From: Kevin Kenny on
Alexandre Ferrieux wrote:
> Yes, you're in line with Kevin who regrets the creation of the String
> type :}

Oh, String is useful, I grant that. But

(1) It's more heavyweight than it needs to be.
(2) We're too eager to use it when we don't need it.

If I had it to do over, I'd have a data structure that would index
into the string, giving the byte position of every Nth character for
some small N (16? 64? Would have to measure performance...), with
perhaps an optimisation to handle long strings of ASCII.

A general String overhaul would also be A Good Idea. We really need
to consider UTF-8 normalisation (and perhaps even fix character
counting for combining forms). Laying the infrastructure for things
like bidi rendering would also be helpful.

So delving once again into our Unicode handling might be a useful
project.

--
73 de ke9tv/2, Kevin
From: tom.rmadilo on
On Jan 22, 2:51 pm, Kevin Kenny <kenn...(a)acm.org> wrote:
> Alexandre Ferrieux wrote:
> > Yes, you're in line with Kevin who regrets the creation of the String
> > type :}
>
> Oh, String is useful, I grant that.  But
>
> (1) It's more heavyweight than it needs to be.
> (2) We're too eager to use it when we don't need it.
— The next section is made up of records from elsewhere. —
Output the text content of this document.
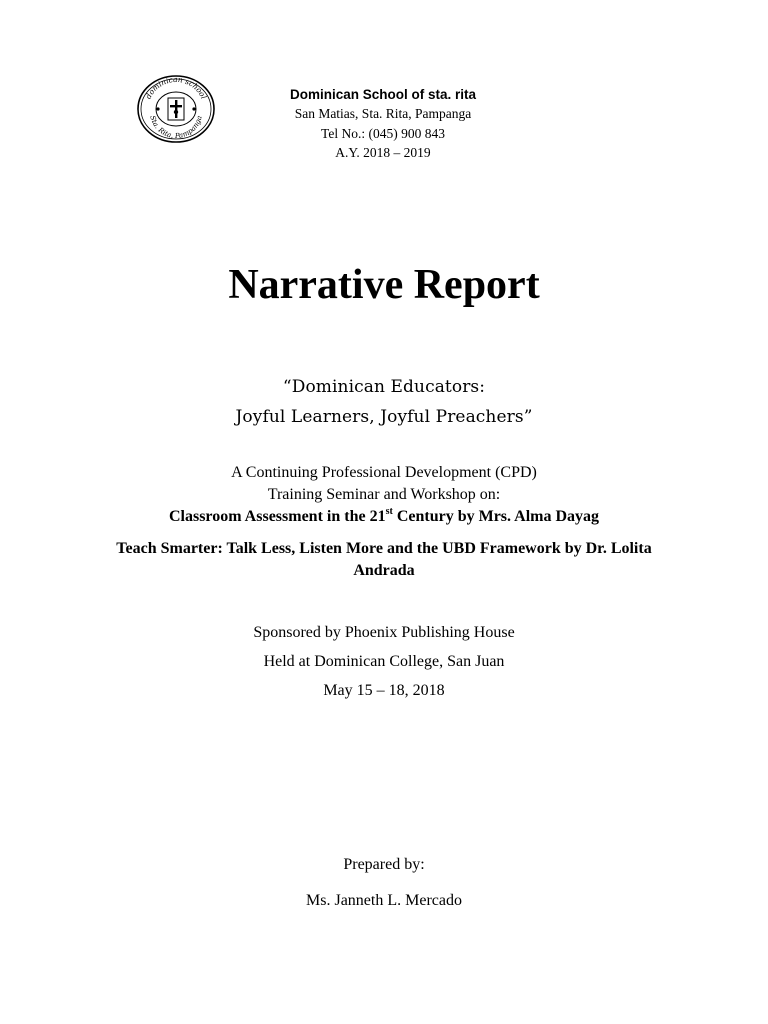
dominican school
Sta. Rita, Pampanga
Dominican School of sta. rita
San Matias, Sta. Rita, Pampanga
Tel No.: (045) 900 843
A.Y. 2018 – 2019
Narrative Report
“Dominican Educators:
Joyful Learners, Joyful Preachers”
A Continuing Professional Development (CPD)
Training Seminar and Workshop on:
Classroom Assessment in the 21st Century by Mrs. Alma Dayag
Teach Smarter: Talk Less, Listen More and the UBD Framework by Dr. Lolita Andrada
Sponsored by Phoenix Publishing House
Held at Dominican College, San Juan
May 15 – 18, 2018
Prepared by:
Ms. Janneth L. Mercado
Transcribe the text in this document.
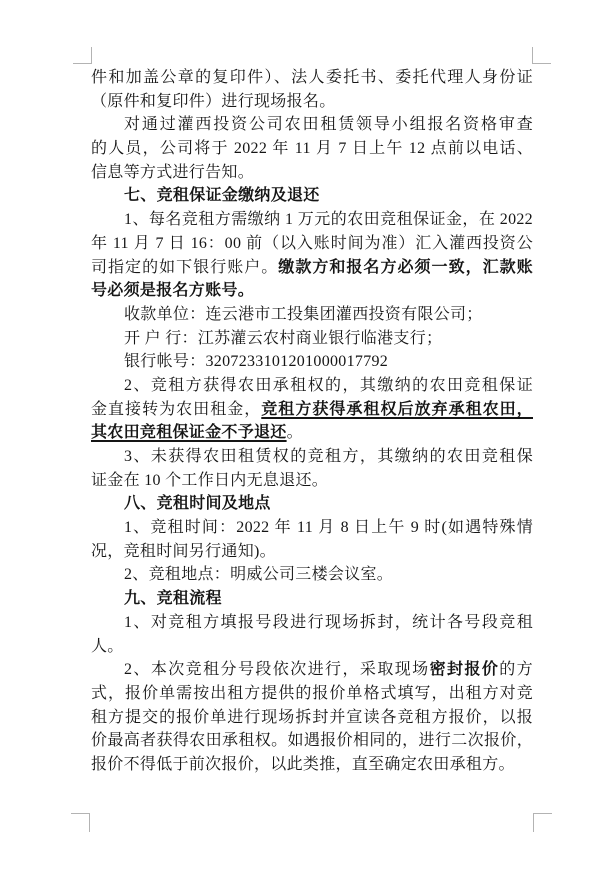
件和加盖公章的复印件）、法人委托书、委托代理人身份证
（原件和复印件）进行现场报名。
对通过灌西投资公司农田租赁领导小组报名资格审查
的人员，公司将于 2022 年 11 月 7 日上午 12 点前以电话、
信息等方式进行告知。
七、竞租保证金缴纳及退还
1、每名竞租方需缴纳 1 万元的农田竞租保证金，在 2022
年 11 月 7 日 16：00 前（以入账时间为准）汇入灌西投资公
司指定的如下银行账户。缴款方和报名方必须一致，汇款账
号必须是报名方账号。
收款单位：连云港市工投集团灌西投资有限公司；
开 户 行：江苏灌云农村商业银行临港支行；
银行帐号：3207233101201000017792
2、竞租方获得农田承租权的，其缴纳的农田竞租保证
金直接转为农田租金，竞租方获得承租权后放弃承租农田，
其农田竞租保证金不予退还。
3、未获得农田租赁权的竞租方，其缴纳的农田竞租保
证金在 10 个工作日内无息退还。
八、竞租时间及地点
1、竞租时间：2022 年 11 月 8 日上午 9 时(如遇特殊情
况，竞租时间另行通知)。
2、竞租地点：明威公司三楼会议室。
九、竞租流程
1、对竞租方填报号段进行现场拆封，统计各号段竞租
人。
2、本次竞租分号段依次进行，采取现场密封报价的方
式，报价单需按出租方提供的报价单格式填写，出租方对竞
租方提交的报价单进行现场拆封并宣读各竞租方报价，以报
价最高者获得农田承租权。如遇报价相同的，进行二次报价，
报价不得低于前次报价，以此类推，直至确定农田承租方。
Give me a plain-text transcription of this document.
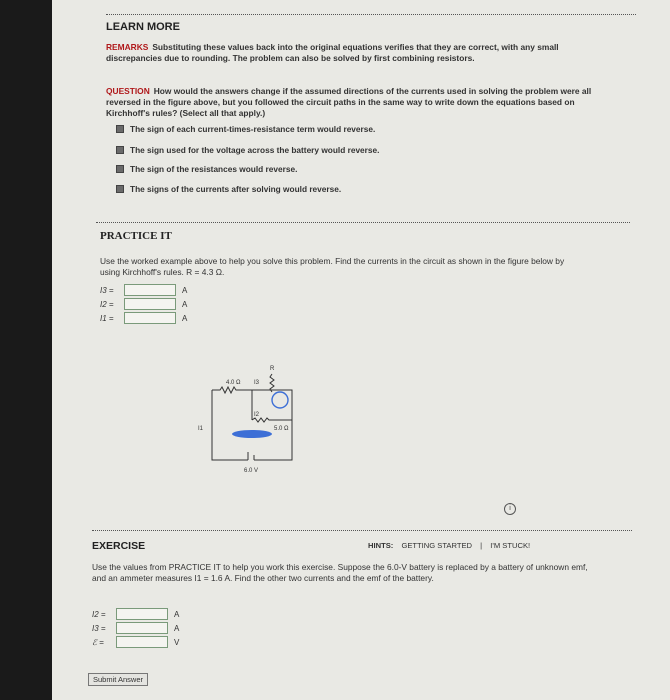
LEARN MORE
REMARKS Substituting these values back into the original equations verifies that they are correct, with any small discrepancies due to rounding. The problem can also be solved by first combining resistors.
QUESTION How would the answers change if the assumed directions of the currents used in solving the problem were all reversed in the figure above, but you followed the circuit paths in the same way to write down the equations based on Kirchhoff's rules? (Select all that apply.)
The sign of each current-times-resistance term would reverse.
The sign used for the voltage across the battery would reverse.
The sign of the resistances would reverse.
The signs of the currents after solving would reverse.
PRACTICE IT
Use the worked example above to help you solve this problem. Find the currents in the circuit as shown in the figure below by using Kirchhoff's rules. R = 4.3 Ω.
I3 =	A
I2 =	A
I1 =	A
R
4.0 Ω
5.0 Ω
6.0 V
I1
I3
I2
i
EXERCISE	HINTS: GETTING STARTED | I'M STUCK!
Use the values from PRACTICE IT to help you work this exercise. Suppose the 6.0-V battery is replaced by a battery of unknown emf, and an ammeter measures I1 = 1.6 A. Find the other two currents and the emf of the battery.
I2 =	A
I3 =	A
ℰ =	V
Submit Answer
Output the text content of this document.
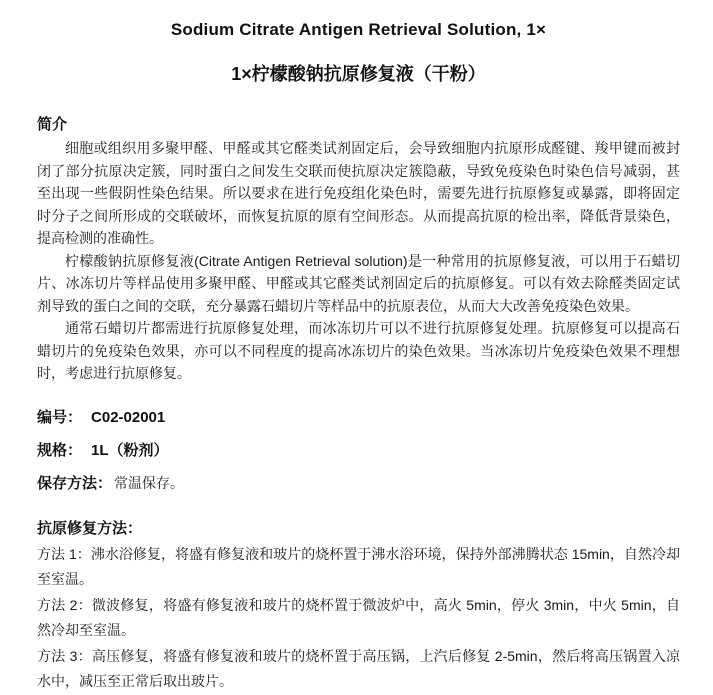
Sodium Citrate Antigen Retrieval Solution, 1×
1×柠檬酸钠抗原修复液（干粉）
简介

细胞或组织用多聚甲醛、甲醛或其它醛类试剂固定后，会导致细胞内抗原形成醛键、羧甲键而被封闭了部分抗原决定簇，同时蛋白之间发生交联而使抗原决定簇隐蔽，导致免疫染色时染色信号减弱，甚至出现一些假阴性染色结果。所以要求在进行免疫组化染色时，需要先进行抗原修复或暴露，即将固定时分子之间所形成的交联破坏，而恢复抗原的原有空间形态。从而提高抗原的检出率，降低背景染色，提高检测的准确性。

柠檬酸钠抗原修复液(Citrate Antigen Retrieval solution)是一种常用的抗原修复液，可以用于石蜡切片、冰冻切片等样品使用多聚甲醛、甲醛或其它醛类试剂固定后的抗原修复。可以有效去除醛类固定试剂导致的蛋白之间的交联，充分暴露石蜡切片等样品中的抗原表位，从而大大改善免疫染色效果。

通常石蜡切片都需进行抗原修复处理，而冰冻切片可以不进行抗原修复处理。抗原修复可以提高石蜡切片的免疫染色效果，亦可以不同程度的提高冰冻切片的染色效果。当冰冻切片免疫染色效果不理想时，考虑进行抗原修复。

编号： C02-02001
规格： 1L（粉剂）
保存方法： 常温保存。
抗原修复方法：

方法 1：沸水浴修复，将盛有修复液和玻片的烧杯置于沸水浴环境，保持外部沸腾状态 15min，自然冷却至室温。

方法 2：微波修复，将盛有修复液和玻片的烧杯置于微波炉中，高火 5min，停火 3min，中火 5min，自然冷却至室温。

方法 3：高压修复，将盛有修复液和玻片的烧杯置于高压锅，上汽后修复 2-5min，然后将高压锅置入凉水中，减压至正常后取出玻片。
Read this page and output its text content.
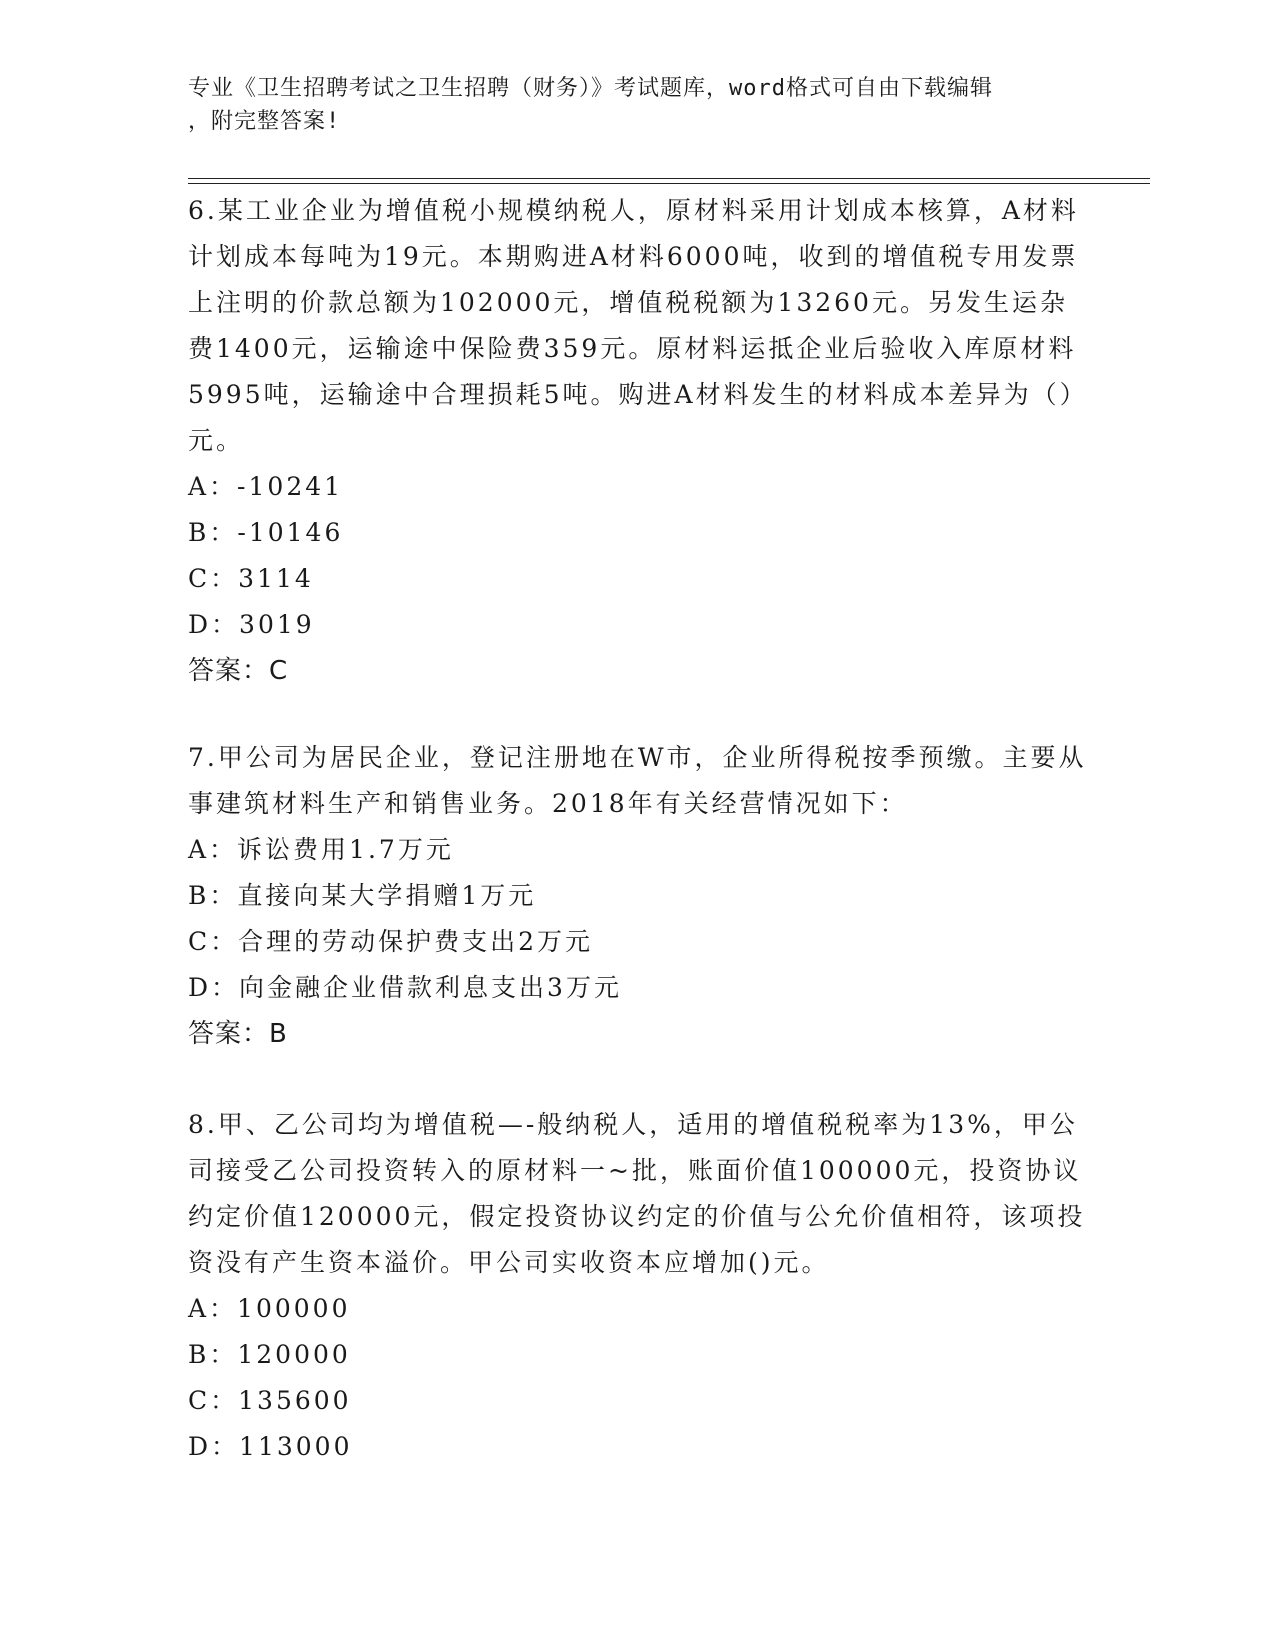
专业《卫生招聘考试之卫生招聘（财务）》考试题库，word格式可自由下载编辑
，附完整答案!

6.某工业企业为增值税小规模纳税人，原材料采用计划成本核算，A材料计划成本每吨为19元。本期购进A材料6000吨，收到的增值税专用发票上注明的价款总额为102000元，增值税税额为13260元。另发生运杂费1400元，运输途中保险费359元。原材料运抵企业后验收入库原材料5995吨，运输途中合理损耗5吨。购进A材料发生的材料成本差异为（）元。

A：-10241

B：-10146

C：3114

D：3019

答案：C

7.甲公司为居民企业，登记注册地在W市，企业所得税按季预缴。主要从事建筑材料生产和销售业务。2018年有关经营情况如下：

A：诉讼费用1.7万元

B：直接向某大学捐赠1万元

C：合理的劳动保护费支出2万元

D：向金融企业借款利息支出3万元

答案：B

8.甲、乙公司均为增值税—-般纳税人，适用的增值税税率为13%，甲公司接受乙公司投资转入的原材料一~批，账面价值100000元，投资协议约定价值120000元，假定投资协议约定的价值与公允价值相符，该项投资没有产生资本溢价。甲公司实收资本应增加()元。

A：100000

B：120000

C：135600

D：113000
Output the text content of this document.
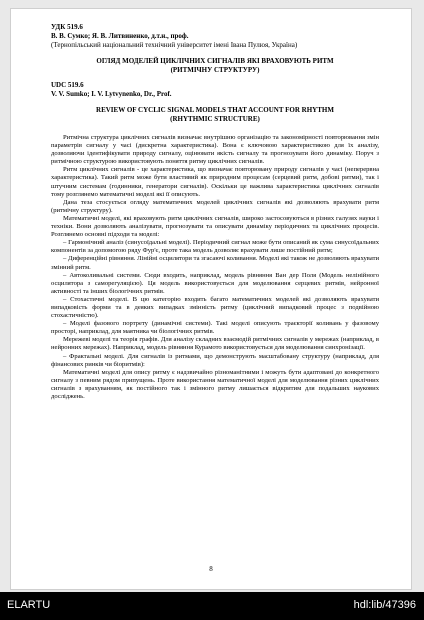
УДК 519.6
В. В. Сумко; Я. В. Литвиненко, д.т.н., проф.
(Тернопільський національний технічний університет імені Івана Пулюя, Україна)
ОГЛЯД МОДЕЛЕЙ ЦИКЛІЧНИХ СИГНАЛІВ ЯКІ ВРАХОВУЮТЬ РИТМ
(РИТМІЧНУ СТРУКТУРУ)
UDC 519.6
V. V. Sumko; I. V. Lytvynenko, Dr., Prof.
REVIEW OF CYCLIC SIGNAL MODELS THAT ACCOUNT FOR RHYTHM
(RHYTHMIC STRUCTURE)

Ритмічна структура циклічних сигналів визначає внутрішню організацію та закономірності повторювання змін параметрів сигналу у часі (дискретна характеристика). Вона є ключовою характеристикою для їх аналізу, дозволяючи ідентифікувати природу сигналу, оцінювати якість сигналу та прогнозувати його динаміку. Поруч з ритмічною структурою використовують поняття ритму циклічних сигналів.

Ритм циклічних сигналів - це характеристика, що визначає повторювану природу сигналів у часі (неперервна характеристика). Такий ритм може бути властивий як природним процесам (серцевий ритм, добові ритми), так і штучним системам (годинники, генератори сигналів). Оскільки це важлива характеристика циклічних сигналів тому розглянемо математичні моделі які її описують.

Дана теза стосується огляду математичних моделей циклічних сигналів які дозволяють врахувати ритм (ритмічну структуру).

Математичні моделі, які враховують ритм циклічних сигналів, широко застосовуються в різних галузях науки і техніки. Вони дозволяють аналізувати, прогнозувати та описувати динаміку періодичних та циклічних процесів. Розглянемо основні підходи та моделі:

– Гармонічний аналіз (синусоїдальні моделі). Періодичний сигнал може бути описаний як сума синусоїдальних компонентів за допомогою ряду Фур'є, проте така модель дозволяє врахувати лише постійний ритм;

– Диференційні рівняння. Лінійні осцилятори та згасаючі коливання. Моделі які також не дозволяють врахувати змінний ритм.

– Автоколивальні системи. Сюди входить, наприклад, модель рівняння Ван дер Поля (Модель нелінійного осцилятора з саморегуляцією). Ця модель використовується для моделювання серцевих ритмів, нейронної активності та інших біологічних ритмів.

– Стохастичні моделі. В цю категорію входить багато математичних моделей які дозволяють врахувати випадковість форми та в деяких випадках змінність ритму (циклічний випадковий процес з подвійною стохастичністю).

– Моделі фазового портрету (динамічні системи). Такі моделі описують траєкторії коливань у фазовому просторі, наприклад, для маятника чи біологічних ритмів.

Мережеві моделі та теорія графів. Для аналізу складних взаємодій ритмічних сигналів у мережах (наприклад, в нейронних мережах). Наприклад, модель рівняння Курамото використовується для моделювання синхронізації.

– Фрактальні моделі. Для сигналів із ритмами, що демонструють масштабовану структуру (наприклад, для фінансових ринків чи біоритмів):

Математичні моделі для опису ритму є надзвичайно різноманітними і можуть бути адаптовані до конкретного сигналу з певним рядом припущень. Проте використання математичної моделі для моделювання різних циклічних сигналів з врахуванням, як постійного так і змінного ритму лишається відкритим для подальших наукових досліджень.

8
ELARTU	hdl:lib/47396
I might be confused here, so smack me down if necessary. The problem
with any string in Tcl is that there is no index into the string.
Forget characters. The first thing needed is the ability to iterate
over the string one byte at a time. Then, you could easily create a
proc which transforms a generic string into a character string. For
binary data, this is a noop. Maybe we need a parallel [octets] command
to support [string]. You could also generalize with [bitsring] with an
option -charbits to handle different char sets, in the case of fixed
bit-length character sets. Anyway this has the scent of a
continuation, if you want to avoid the extra storage required.

> If I had it to do over, I'd have a data structure that would index
> into the string, giving the byte position of every Nth character for
> some small N (16? 64?  Would have to measure performance...), with
> perhaps an optimisation to handle long strings of ASCII.

Personally I think all the cost should go to the non-default users.
Optimization in this case already exists, so anything added is a long
route back to the current situation. Just create a separate string
command for the non-default cases. For ASCII, this might be faster,
also UTF-16.

The main point is that you need a separate non-blob-like structure
that can efficiently index into the blob (a string really is a blob,
sometimes dropping the l). The default structure is just a binary
string with fixed bit-length chars. The option is to transform this
into variable length chars, which would require a memory consuming
index. Still, the index could be sparse, only including segments
already found.

So first you need a metric, probably bits, to measure a string. Fixed
length character sets are mapped by addition, subtraction and
multiplication. Some character sets can be mapped from the beginning
or the end (UTF-8), some only from the beginning. None of these
mappings will be easy without the fixed metric and an efficient index
into the metric.